Na sexta, uma repórter perguntou a Bolsonaro se ele entregará a faixa presidencial caso seja derrotado em outubro. “Você tá louca que eu fale ‘não’, né?”, respondeu o capitão. Em seguida, ele voltou a defender uma apuração paralela comandada por militares. Tudo em nome da “estabilidade” e da “transparência”, como disse aos diplomatas estrangeiros.

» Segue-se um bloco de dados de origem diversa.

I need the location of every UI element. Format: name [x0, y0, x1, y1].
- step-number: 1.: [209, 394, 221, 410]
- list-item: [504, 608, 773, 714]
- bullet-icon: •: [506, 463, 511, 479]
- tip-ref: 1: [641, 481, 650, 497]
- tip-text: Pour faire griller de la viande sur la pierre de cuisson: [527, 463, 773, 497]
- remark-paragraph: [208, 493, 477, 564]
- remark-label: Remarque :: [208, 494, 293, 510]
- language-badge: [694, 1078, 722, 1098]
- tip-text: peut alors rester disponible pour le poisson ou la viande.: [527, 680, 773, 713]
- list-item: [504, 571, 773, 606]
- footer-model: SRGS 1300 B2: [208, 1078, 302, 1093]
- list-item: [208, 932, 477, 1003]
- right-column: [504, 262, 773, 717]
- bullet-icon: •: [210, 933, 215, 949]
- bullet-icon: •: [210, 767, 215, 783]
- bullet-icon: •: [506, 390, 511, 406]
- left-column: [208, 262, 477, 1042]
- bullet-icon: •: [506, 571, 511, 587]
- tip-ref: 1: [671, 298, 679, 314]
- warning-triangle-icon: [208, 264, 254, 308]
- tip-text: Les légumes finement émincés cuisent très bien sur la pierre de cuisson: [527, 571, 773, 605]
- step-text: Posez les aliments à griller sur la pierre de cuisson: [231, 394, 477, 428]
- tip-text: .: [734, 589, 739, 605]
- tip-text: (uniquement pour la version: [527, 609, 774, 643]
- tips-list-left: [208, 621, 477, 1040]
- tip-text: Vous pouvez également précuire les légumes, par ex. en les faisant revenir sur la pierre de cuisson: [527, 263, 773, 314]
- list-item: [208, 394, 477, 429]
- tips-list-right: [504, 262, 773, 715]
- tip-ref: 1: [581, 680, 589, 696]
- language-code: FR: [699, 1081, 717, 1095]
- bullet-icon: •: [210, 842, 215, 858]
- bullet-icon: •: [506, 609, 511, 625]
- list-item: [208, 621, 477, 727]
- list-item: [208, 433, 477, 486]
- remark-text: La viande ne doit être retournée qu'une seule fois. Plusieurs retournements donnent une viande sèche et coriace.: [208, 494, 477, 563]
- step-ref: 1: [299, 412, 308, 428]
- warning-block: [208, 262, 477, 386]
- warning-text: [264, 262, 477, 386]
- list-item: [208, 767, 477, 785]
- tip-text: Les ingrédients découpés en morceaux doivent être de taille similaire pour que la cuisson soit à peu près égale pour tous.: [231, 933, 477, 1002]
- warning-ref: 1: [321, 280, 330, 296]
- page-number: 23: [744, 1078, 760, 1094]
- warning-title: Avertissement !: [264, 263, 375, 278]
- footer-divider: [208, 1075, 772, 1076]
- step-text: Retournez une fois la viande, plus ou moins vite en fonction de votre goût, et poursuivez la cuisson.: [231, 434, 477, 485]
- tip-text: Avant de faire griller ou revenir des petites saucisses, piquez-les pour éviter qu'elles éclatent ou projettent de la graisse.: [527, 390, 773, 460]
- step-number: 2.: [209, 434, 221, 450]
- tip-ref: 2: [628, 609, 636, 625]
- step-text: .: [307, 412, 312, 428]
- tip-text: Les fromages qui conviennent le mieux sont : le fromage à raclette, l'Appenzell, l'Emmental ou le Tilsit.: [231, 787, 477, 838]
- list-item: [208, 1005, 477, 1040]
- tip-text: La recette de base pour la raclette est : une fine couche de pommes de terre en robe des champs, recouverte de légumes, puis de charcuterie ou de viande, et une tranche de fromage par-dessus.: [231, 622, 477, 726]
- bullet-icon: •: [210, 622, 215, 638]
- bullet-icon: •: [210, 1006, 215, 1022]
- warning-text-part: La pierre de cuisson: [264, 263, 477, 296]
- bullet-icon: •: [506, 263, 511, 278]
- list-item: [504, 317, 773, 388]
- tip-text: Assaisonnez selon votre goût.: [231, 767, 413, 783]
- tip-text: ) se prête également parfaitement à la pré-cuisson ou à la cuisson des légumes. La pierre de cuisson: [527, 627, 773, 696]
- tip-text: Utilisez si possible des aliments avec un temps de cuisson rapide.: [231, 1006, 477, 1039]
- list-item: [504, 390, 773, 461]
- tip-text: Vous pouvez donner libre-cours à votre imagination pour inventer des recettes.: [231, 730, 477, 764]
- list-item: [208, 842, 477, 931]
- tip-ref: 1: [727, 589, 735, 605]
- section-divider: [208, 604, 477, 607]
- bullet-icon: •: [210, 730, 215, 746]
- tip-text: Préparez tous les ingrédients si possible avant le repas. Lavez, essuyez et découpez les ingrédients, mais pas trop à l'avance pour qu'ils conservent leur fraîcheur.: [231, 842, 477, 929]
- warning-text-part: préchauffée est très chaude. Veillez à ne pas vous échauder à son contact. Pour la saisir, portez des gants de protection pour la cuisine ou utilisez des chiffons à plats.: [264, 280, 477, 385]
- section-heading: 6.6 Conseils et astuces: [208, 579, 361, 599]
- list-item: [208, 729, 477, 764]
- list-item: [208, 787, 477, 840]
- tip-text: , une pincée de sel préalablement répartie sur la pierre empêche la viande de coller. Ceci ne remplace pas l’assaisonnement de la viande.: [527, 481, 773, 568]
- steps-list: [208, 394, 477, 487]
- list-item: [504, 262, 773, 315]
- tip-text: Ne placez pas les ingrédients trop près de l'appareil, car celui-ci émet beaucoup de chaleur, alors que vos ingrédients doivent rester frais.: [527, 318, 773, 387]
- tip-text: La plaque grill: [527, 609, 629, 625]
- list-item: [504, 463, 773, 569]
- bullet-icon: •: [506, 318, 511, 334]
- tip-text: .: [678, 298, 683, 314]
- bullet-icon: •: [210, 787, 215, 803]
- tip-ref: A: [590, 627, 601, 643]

O negacionismo também pode ser útil para manter a tropa unida fora do poder. Cerca de 70% dos eleitores republicanos ainda acreditam que a vitória de Biden foi roubada, apesar da absoluta inexistência de provas. Ao insistir na mentira da fraude, Trump se mantém no páreo como alternativa para 2024. Se o projeto do golpe naufragar, Bolsonaro precisará de um discurso para não desmobilizar seus seguidores. É perda de tempo esperar que ele atenda ao apelo de Fachin.

Dilma e Marina

Dilma Rousseff e Marina Silva nunca se bicaram. Nem como ministras de Lula, nem como adversárias em eleições presidenciais. Nos últimos dias, as duas se insurgiram contra o excesso de pragmatismo na campanha petista. O ex-presidente deveria ouvir o que elas têm a dizer.

Marina protestou contra o apoio de Lula a Neri Geller, pré-candidato do PP ao Senado em Mato Grosso. O ruralista foi relator do projeto que arrasa as regras de licenciamento ambiental no país. “Ficará difícil cumprir as promessas feitas aos indígenas, aos ambientalistas, ao setor do agronegócio que quer se firmar na pauta da sustentabilidade”, alertou a ex-ministra do Meio Ambiente.

Dilma reagiu ao flerte do PT com Michel Temer, que articulou sua derrubada em 2016 e agora afirma que ela é “honestíssima”. Lula corteja o MDB para tentar implodir a frágil candidatura de Simone Tebet. “A História não perdoa a prática da traição. O senhor Michel Temer não engana mais ninguém. O que se conhece dele é mais que suficiente para evitá-lo”, disparou a ex-presidente.